Enfin, même si l’évolution des pratiques de consommation aura progressivement un impact sur le commerce, une perspective qui apparaît dans les scénarios prospectifs, la réalité sociale nous montre en fait que ces changements sont en cours. Les grandes enseignes ont de l’avance sur nos politiques puisqu’elles pratiquent déjà la vente de vêtements « seconde main ». Dans l’électro-ménager, on commence à orienter le consommateur vers des contrats de maintenance destinés à repousser le nouvel achat. Si les activités de commerce diminuent, elles seront remplacées par des activités de réparation ou de recyclage. Le secteur de l’économie sociale et solidaire en fait dès aujourd’hui la démonstration. Faut-il considérer que les acteurs de ce secteur en pleine progression sont déconnectés de la réalité ?

Finalement, le seul reproche qu’on peut éventuellement adresser aux spots de l’ADEME est d’être trop prudents. Pour ne pas choquer ceux qui prétendent être mieux connectés à la réalité, ils prennent le soin de dire : « c’est parce que les dévendeurs n’existent pas », que vous, consommateurs, vous avez à réfléchir par vous-mêmes sur la justification de vos achats. Les responsables politiques, au plus haut sommet de l’État, ne font pas preuve de la même prudence.

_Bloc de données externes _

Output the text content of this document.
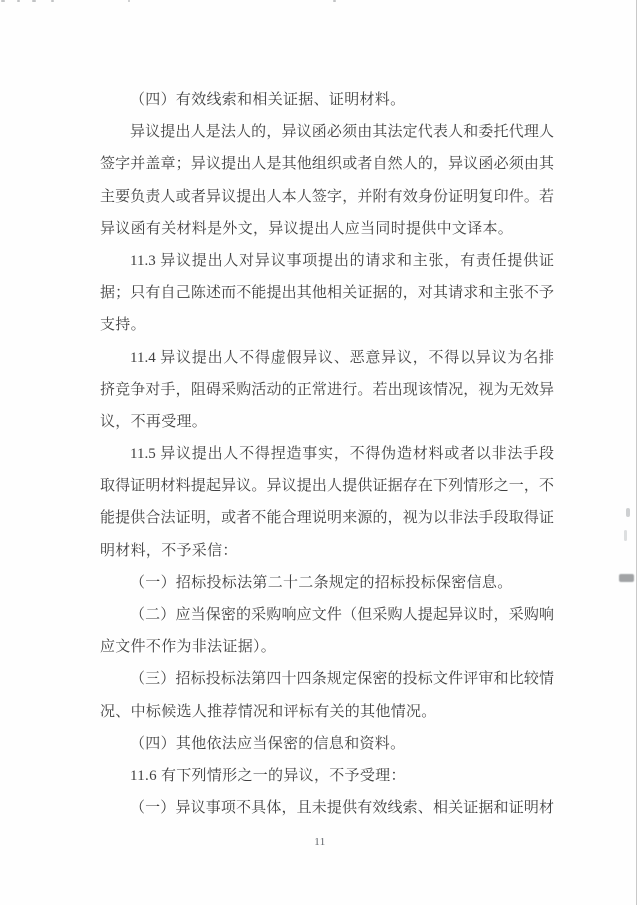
（四）有效线索和相关证据、证明材料。
异议提出人是法人的，异议函必须由其法定代表人和委托代理人
签字并盖章；异议提出人是其他组织或者自然人的，异议函必须由其
主要负责人或者异议提出人本人签字，并附有效身份证明复印件。若
异议函有关材料是外文，异议提出人应当同时提供中文译本。
11.3 异议提出人对异议事项提出的请求和主张，有责任提供证
据；只有自己陈述而不能提出其他相关证据的，对其请求和主张不予
支持。
11.4 异议提出人不得虚假异议、恶意异议，不得以异议为名排
挤竞争对手，阻碍采购活动的正常进行。若出现该情况，视为无效异
议，不再受理。
11.5 异议提出人不得捏造事实，不得伪造材料或者以非法手段
取得证明材料提起异议。异议提出人提供证据存在下列情形之一，不
能提供合法证明，或者不能合理说明来源的，视为以非法手段取得证
明材料，不予采信：
（一）招标投标法第二十二条规定的招标投标保密信息。
（二）应当保密的采购响应文件（但采购人提起异议时，采购响
应文件不作为非法证据）。
（三）招标投标法第四十四条规定保密的投标文件评审和比较情
况、中标候选人推荐情况和评标有关的其他情况。
（四）其他依法应当保密的信息和资料。
11.6 有下列情形之一的异议，不予受理：
（一）异议事项不具体，且未提供有效线索、相关证据和证明材
11
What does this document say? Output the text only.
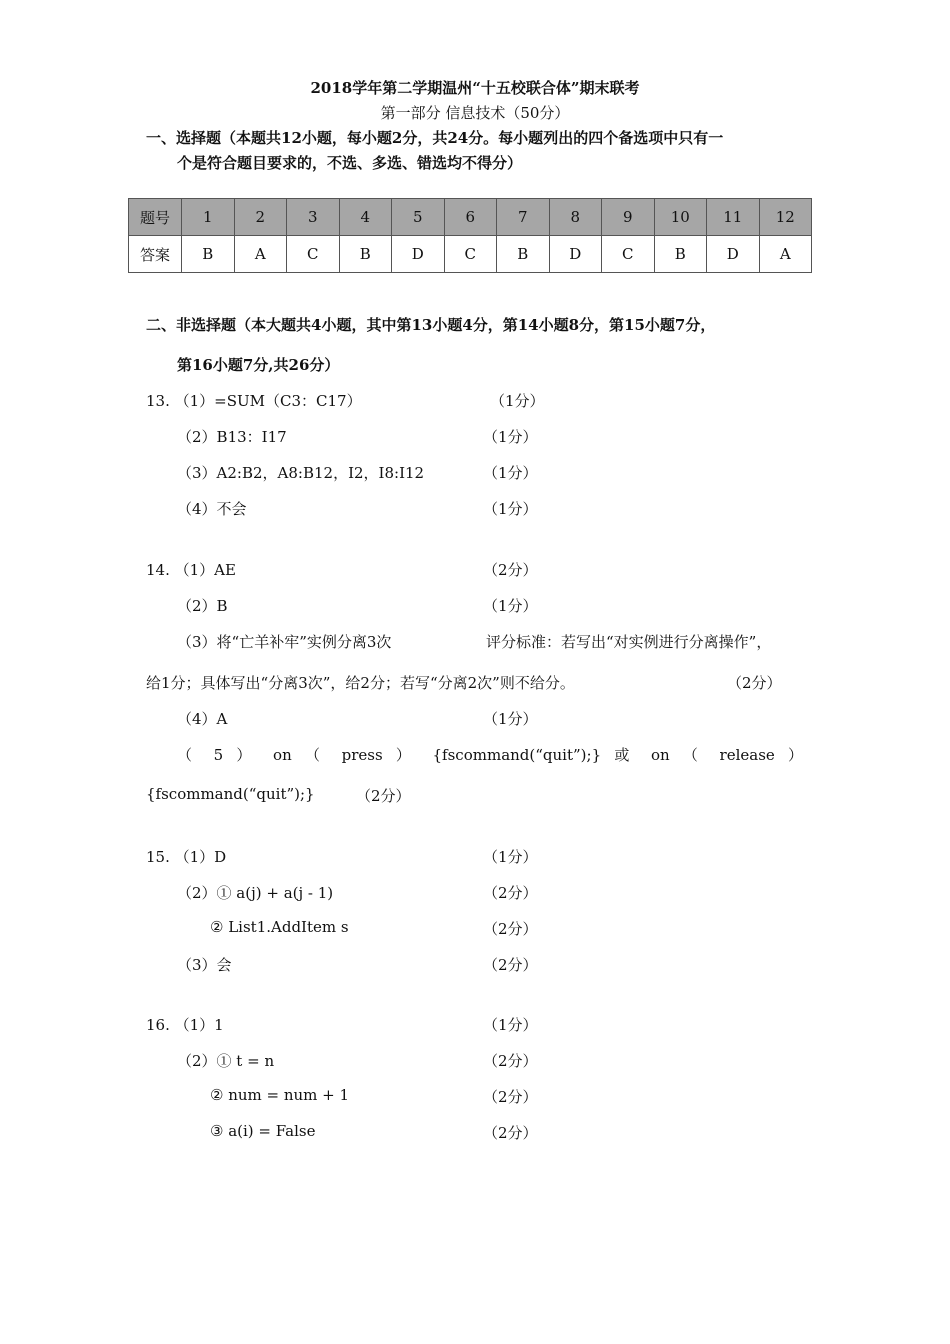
2018学年第二学期温州“十五校联合体”期末联考
第一部分 信息技术（50分）
一、选择题（本题共12小题，每小题2分，共24分。每小题列出的四个备选项中只有一
个是符合题目要求的，不选、多选、错选均不得分）
题号	1	2	3	4	5	6	7	8	9	10	11	12
答案	B	A	C	B	D	C	B	D	C	B	D	A
二、非选择题（本大题共4小题，其中第13小题4分，第14小题8分，第15小题7分，
第16小题7分,共26分）
13. （1）=SUM（C3：C17）	（1分）
（2）B13：I17	（1分）
（3）A2:B2，A8:B12，I2，I8:I12	（1分）
（4）不会	（1分）
14. （1）AE	（2分）
（2）B	（1分）
（3）将“亡羊补牢”实例分离3次	评分标准：若写出“对实例进行分离操作”，
给1分；具体写出“分离3次”，给2分；若写“分离2次”则不给分。	（2分）
（4）A	（1分）
（ 5 ） on （ press ） {fscommand(“quit”);} 或 on （ release ）
{fscommand(“quit”);}	（2分）
15. （1）D	（1分）
（2）① a(j) + a(j - 1)	（2分）
② List1.AddItem s	（2分）
（3）会	（2分）
16. （1）1	（1分）
（2）① t = n	（2分）
② num = num + 1	（2分）
③ a(i) = False	（2分）
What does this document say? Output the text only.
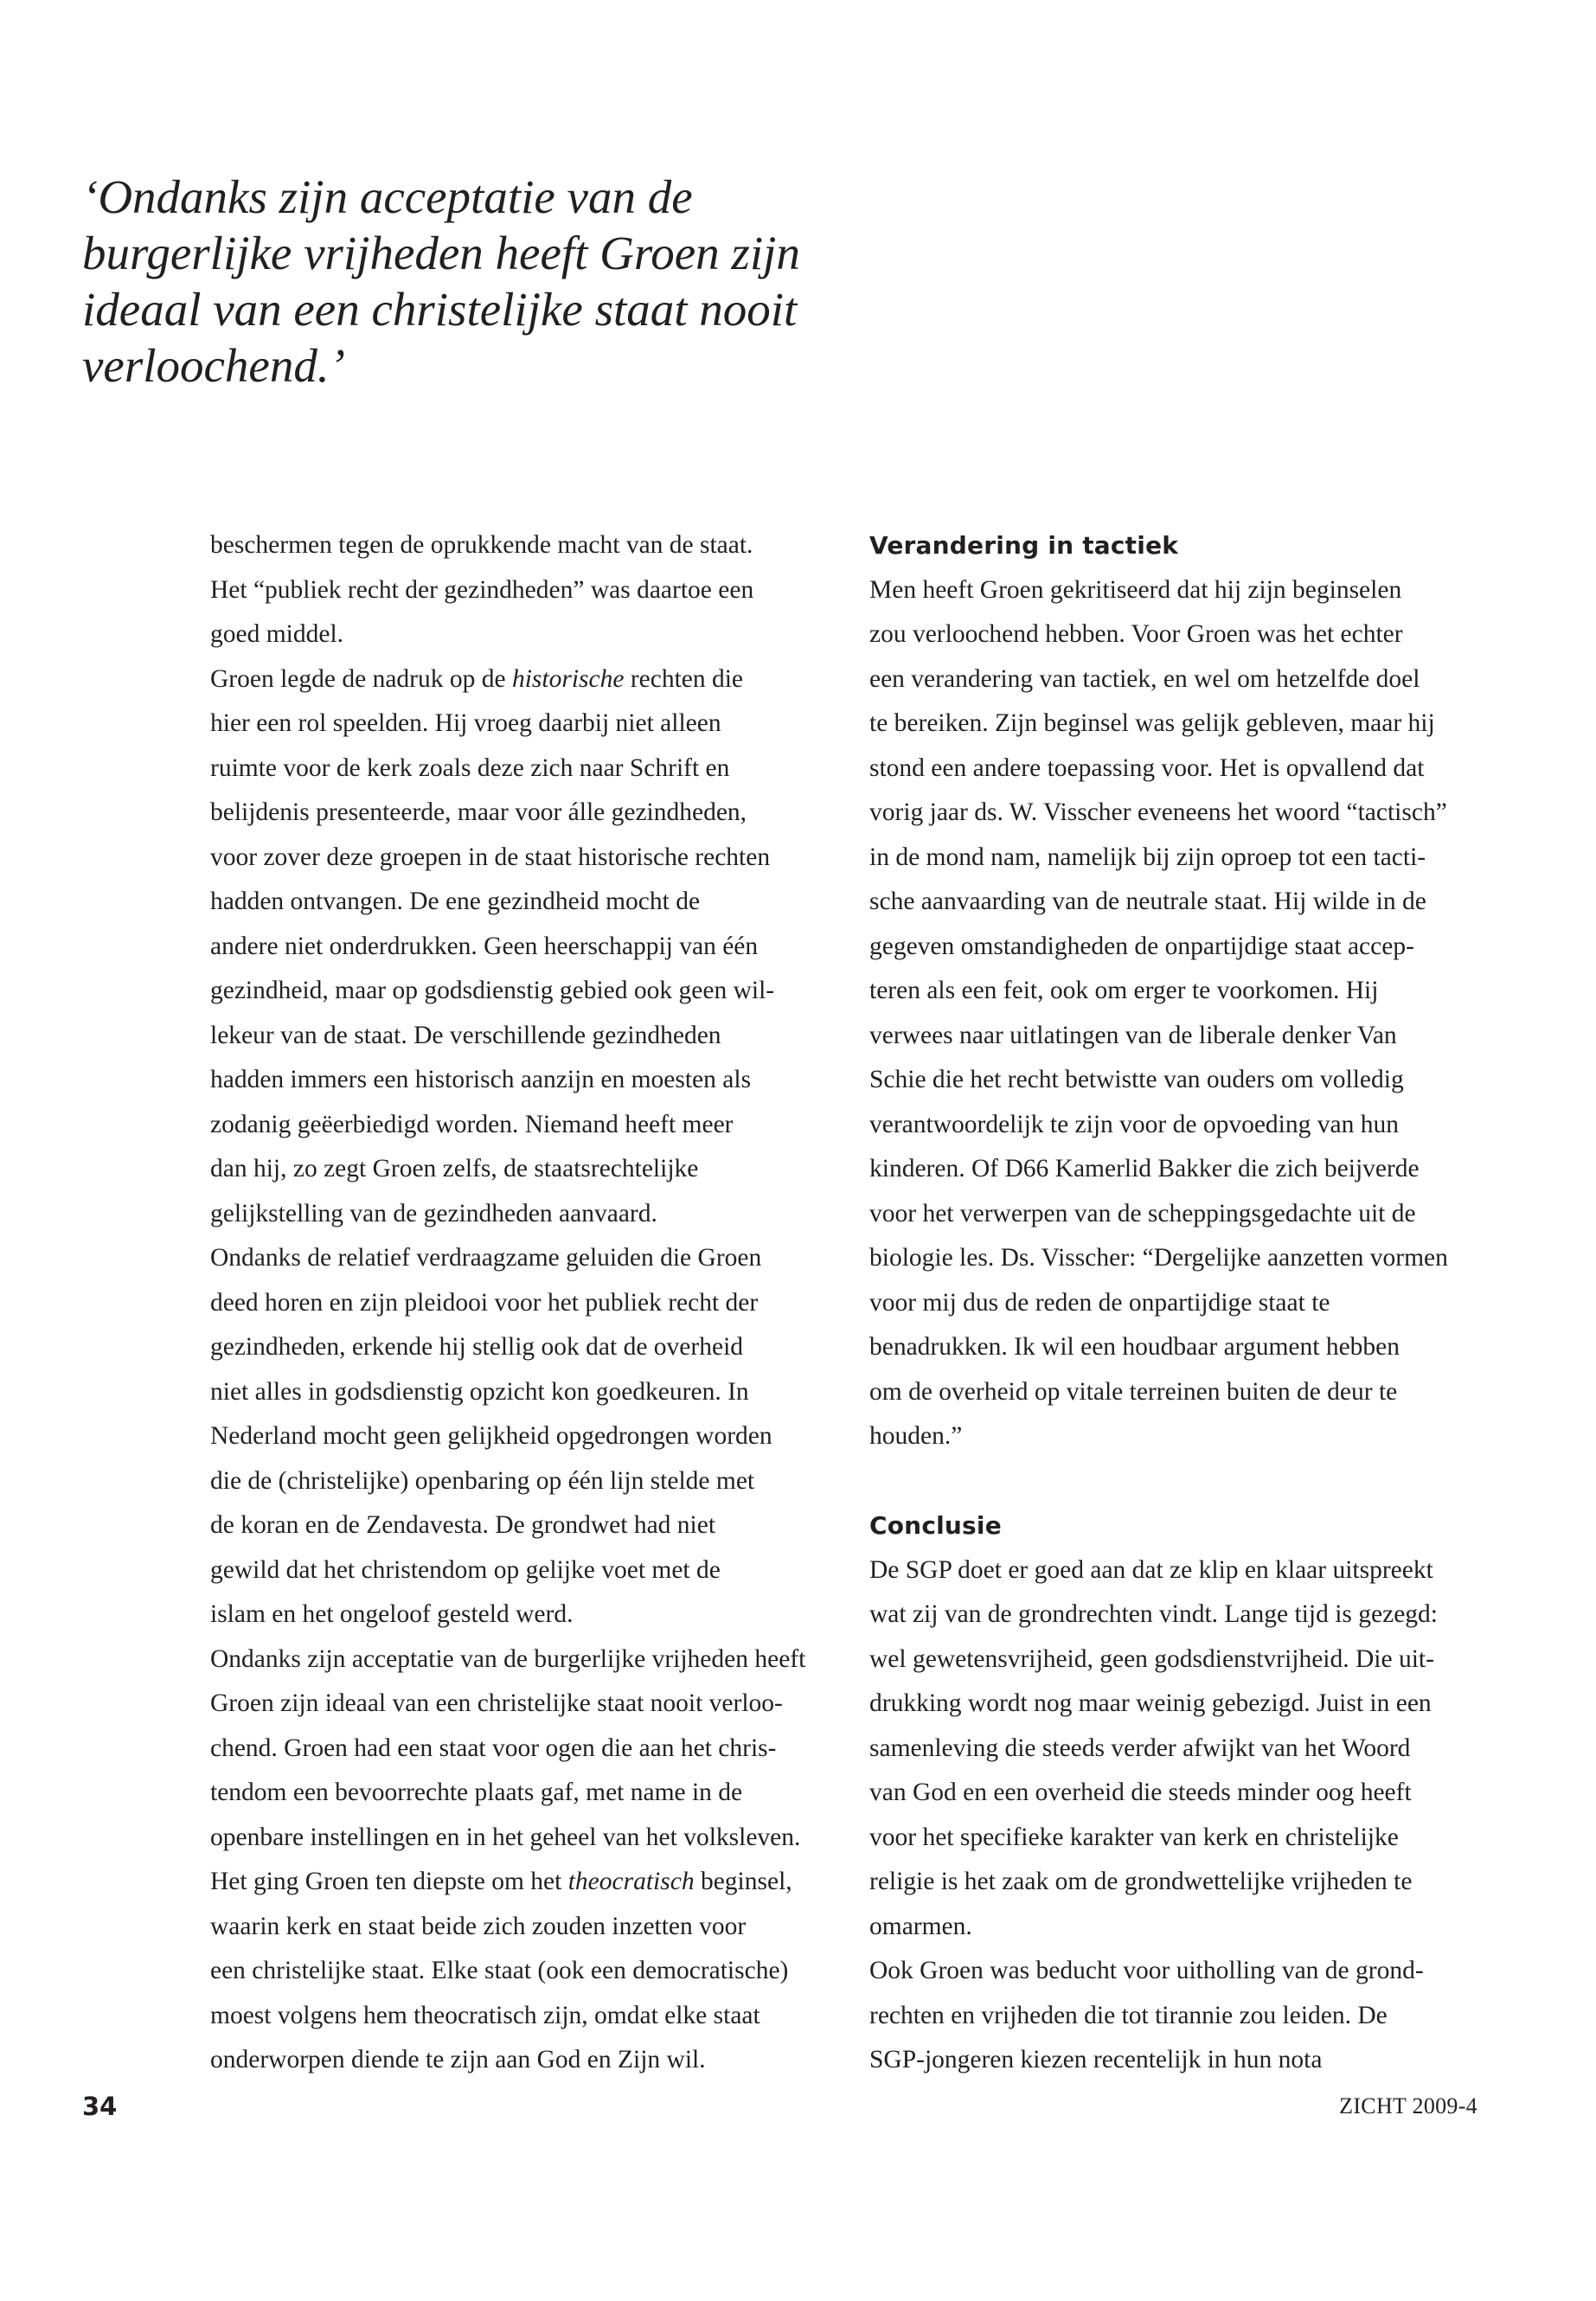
‘Ondanks zijn acceptatie van de
burgerlijke vrijheden heeft Groen zijn
ideaal van een christelijke staat nooit
verloochend.’
beschermen tegen de oprukkende macht van de staat.
Het “publiek recht der gezindheden” was daartoe een
goed middel.
Groen legde de nadruk op de historische rechten die
hier een rol speelden. Hij vroeg daarbij niet alleen
ruimte voor de kerk zoals deze zich naar Schrift en
belijdenis presenteerde, maar voor álle gezindheden,
voor zover deze groepen in de staat historische rechten
hadden ontvangen. De ene gezindheid mocht de
andere niet onderdrukken. Geen heerschappij van één
gezindheid, maar op godsdienstig gebied ook geen wil-
lekeur van de staat. De verschillende gezindheden
hadden immers een historisch aanzijn en moesten als
zodanig geëerbiedigd worden. Niemand heeft meer
dan hij, zo zegt Groen zelfs, de staatsrechtelijke
gelijkstelling van de gezindheden aanvaard.
Ondanks de relatief verdraagzame geluiden die Groen
deed horen en zijn pleidooi voor het publiek recht der
gezindheden, erkende hij stellig ook dat de overheid
niet alles in godsdienstig opzicht kon goedkeuren. In
Nederland mocht geen gelijkheid opgedrongen worden
die de (christelijke) openbaring op één lijn stelde met
de koran en de Zendavesta. De grondwet had niet
gewild dat het christendom op gelijke voet met de
islam en het ongeloof gesteld werd.
Ondanks zijn acceptatie van de burgerlijke vrijheden heeft
Groen zijn ideaal van een christelijke staat nooit verloo-
chend. Groen had een staat voor ogen die aan het chris-
tendom een bevoorrechte plaats gaf, met name in de
openbare instellingen en in het geheel van het volksleven.
Het ging Groen ten diepste om het theocratisch beginsel,
waarin kerk en staat beide zich zouden inzetten voor
een christelijke staat. Elke staat (ook een democratische)
moest volgens hem theocratisch zijn, omdat elke staat
onderworpen diende te zijn aan God en Zijn wil.
Verandering in tactiek
Men heeft Groen gekritiseerd dat hij zijn beginselen
zou verloochend hebben. Voor Groen was het echter
een verandering van tactiek, en wel om hetzelfde doel
te bereiken. Zijn beginsel was gelijk gebleven, maar hij
stond een andere toepassing voor. Het is opvallend dat
vorig jaar ds. W. Visscher eveneens het woord “tactisch”
in de mond nam, namelijk bij zijn oproep tot een tacti-
sche aanvaarding van de neutrale staat. Hij wilde in de
gegeven omstandigheden de onpartijdige staat accep-
teren als een feit, ook om erger te voorkomen. Hij
verwees naar uitlatingen van de liberale denker Van
Schie die het recht betwistte van ouders om volledig
verantwoordelijk te zijn voor de opvoeding van hun
kinderen. Of D66 Kamerlid Bakker die zich beijverde
voor het verwerpen van de scheppingsgedachte uit de
biologie les. Ds. Visscher: “Dergelijke aanzetten vormen
voor mij dus de reden de onpartijdige staat te
benadrukken. Ik wil een houdbaar argument hebben
om de overheid op vitale terreinen buiten de deur te
houden.”
Conclusie
De SGP doet er goed aan dat ze klip en klaar uitspreekt
wat zij van de grondrechten vindt. Lange tijd is gezegd:
wel gewetensvrijheid, geen godsdienstvrijheid. Die uit-
drukking wordt nog maar weinig gebezigd. Juist in een
samenleving die steeds verder afwijkt van het Woord
van God en een overheid die steeds minder oog heeft
voor het specifieke karakter van kerk en christelijke
religie is het zaak om de grondwettelijke vrijheden te
omarmen.
Ook Groen was beducht voor uitholling van de grond-
rechten en vrijheden die tot tirannie zou leiden. De
SGP-jongeren kiezen recentelijk in hun nota
34	ZICHT 2009-4
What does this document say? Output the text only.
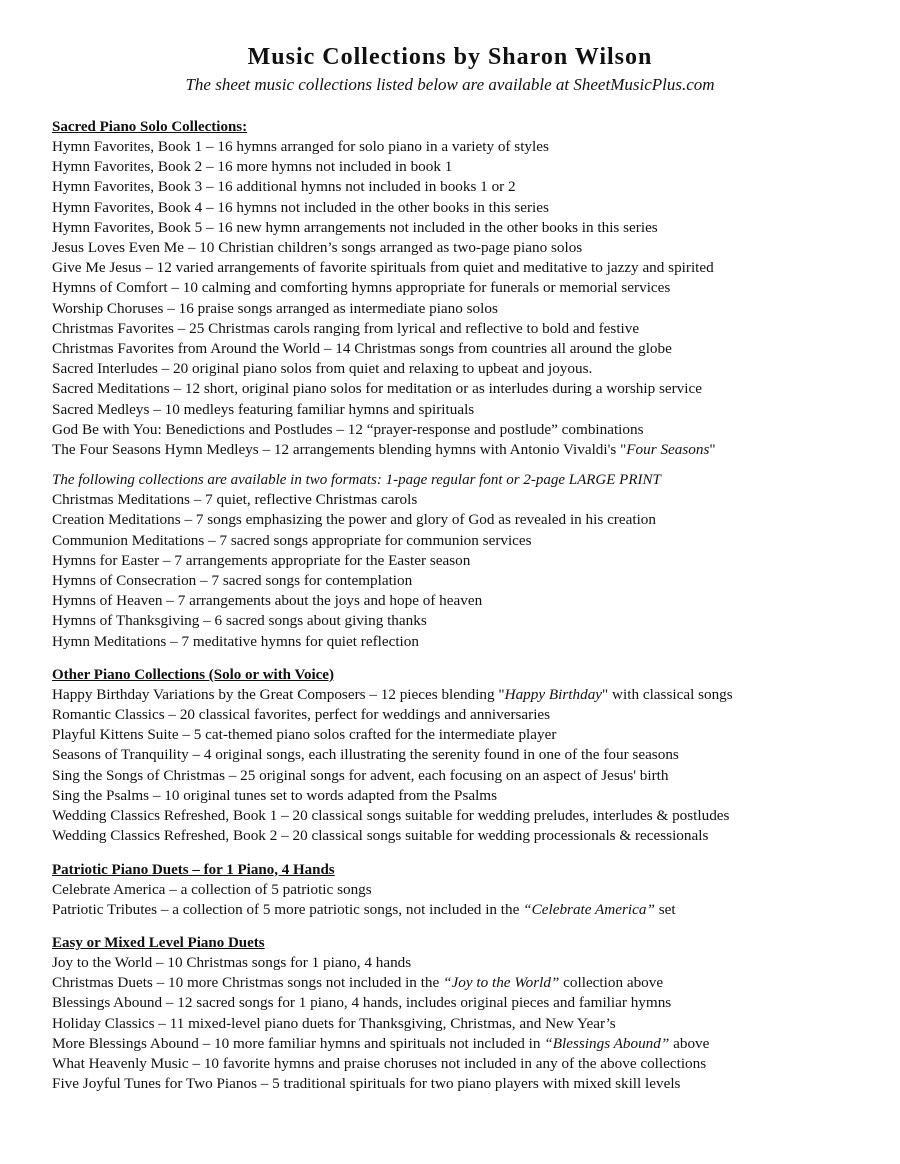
Music Collections by Sharon Wilson
The sheet music collections listed below are available at SheetMusicPlus.com
Sacred Piano Solo Collections:
Hymn Favorites, Book 1 – 16 hymns arranged for solo piano in a variety of styles
Hymn Favorites, Book 2 – 16 more hymns not included in book 1
Hymn Favorites, Book 3 – 16 additional hymns not included in books 1 or 2
Hymn Favorites, Book 4 – 16 hymns not included in the other books in this series
Hymn Favorites, Book 5 – 16 new hymn arrangements not included in the other books in this series
Jesus Loves Even Me – 10 Christian children’s songs arranged as two-page piano solos
Give Me Jesus – 12 varied arrangements of favorite spirituals from quiet and meditative to jazzy and spirited
Hymns of Comfort – 10 calming and comforting hymns appropriate for funerals or memorial services
Worship Choruses – 16 praise songs arranged as intermediate piano solos
Christmas Favorites – 25 Christmas carols ranging from lyrical and reflective to bold and festive
Christmas Favorites from Around the World – 14 Christmas songs from countries all around the globe
Sacred Interludes – 20 original piano solos from quiet and relaxing to upbeat and joyous.
Sacred Meditations – 12 short, original piano solos for meditation or as interludes during a worship service
Sacred Medleys – 10 medleys featuring familiar hymns and spirituals
God Be with You: Benedictions and Postludes – 12 “prayer-response and postlude” combinations
The Four Seasons Hymn Medleys – 12 arrangements blending hymns with Antonio Vivaldi's "Four Seasons"
The following collections are available in two formats: 1-page regular font or 2-page LARGE PRINT
Christmas Meditations – 7 quiet, reflective Christmas carols
Creation Meditations – 7 songs emphasizing the power and glory of God as revealed in his creation
Communion Meditations – 7 sacred songs appropriate for communion services
Hymns for Easter – 7 arrangements appropriate for the Easter season
Hymns of Consecration – 7 sacred songs for contemplation
Hymns of Heaven – 7 arrangements about the joys and hope of heaven
Hymns of Thanksgiving – 6 sacred songs about giving thanks
Hymn Meditations – 7 meditative hymns for quiet reflection
Other Piano Collections (Solo or with Voice)
Happy Birthday Variations by the Great Composers – 12 pieces blending "Happy Birthday" with classical songs
Romantic Classics – 20 classical favorites, perfect for weddings and anniversaries
Playful Kittens Suite – 5 cat-themed piano solos crafted for the intermediate player
Seasons of Tranquility – 4 original songs, each illustrating the serenity found in one of the four seasons
Sing the Songs of Christmas – 25 original songs for advent, each focusing on an aspect of Jesus' birth
Sing the Psalms – 10 original tunes set to words adapted from the Psalms
Wedding Classics Refreshed, Book 1 – 20 classical songs suitable for wedding preludes, interludes & postludes
Wedding Classics Refreshed, Book 2 – 20 classical songs suitable for wedding processionals & recessionals
Patriotic Piano Duets – for 1 Piano, 4 Hands
Celebrate America – a collection of 5 patriotic songs
Patriotic Tributes – a collection of 5 more patriotic songs, not included in the “Celebrate America” set
Easy or Mixed Level Piano Duets
Joy to the World – 10 Christmas songs for 1 piano, 4 hands
Christmas Duets – 10 more Christmas songs not included in the “Joy to the World” collection above
Blessings Abound – 12 sacred songs for 1 piano, 4 hands, includes original pieces and familiar hymns
Holiday Classics – 11 mixed-level piano duets for Thanksgiving, Christmas, and New Year’s
More Blessings Abound – 10 more familiar hymns and spirituals not included in “Blessings Abound” above
What Heavenly Music – 10 favorite hymns and praise choruses not included in any of the above collections
Five Joyful Tunes for Two Pianos – 5 traditional spirituals for two piano players with mixed skill levels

Dès qu’il s’agit d’écologie, ils ne ratent pas une occasion de montrer que les « dépolitiques » existent bel et bien et qu’ils en sont les meilleurs exemples. Qu’est-ce qu’un « dépolitique » ? Il s’agit d’un responsable politique qui s’évertue à signifier qu’en dépit de ses discours, il n’y a pas de responsabilité politique, qui dit tout et fait tout pour qu’on ne lui accorde aucune confiance dès qu’il parle politiquement, qui montre à tout le monde qu’on peut parler politiquement sans avoir besoin de réfléchir à ce qu’on dit. On pourrait supposer que ces dépolitiques, à l’instar des dévendeurs de l’ADEME, ont pour intention pédagogique d’inciter les citoyens à réfléchir au moins à la façon dont ils font eux-mêmes de la politique, à réfléchir à leurs propres réactions précipitées à propos de tel enjeu politique, et en particulier à propos de l’écologie. Malheureusement, et les dépolitiques s’en rendent compte, s’ils sont loin d’obtenir des succès pédagogiques pour encourager la réflexion politique chez les citoyens, c’est qu’ils ont commencé par provoquer la méfiance, le dégoût, l’exaspération, et la colère.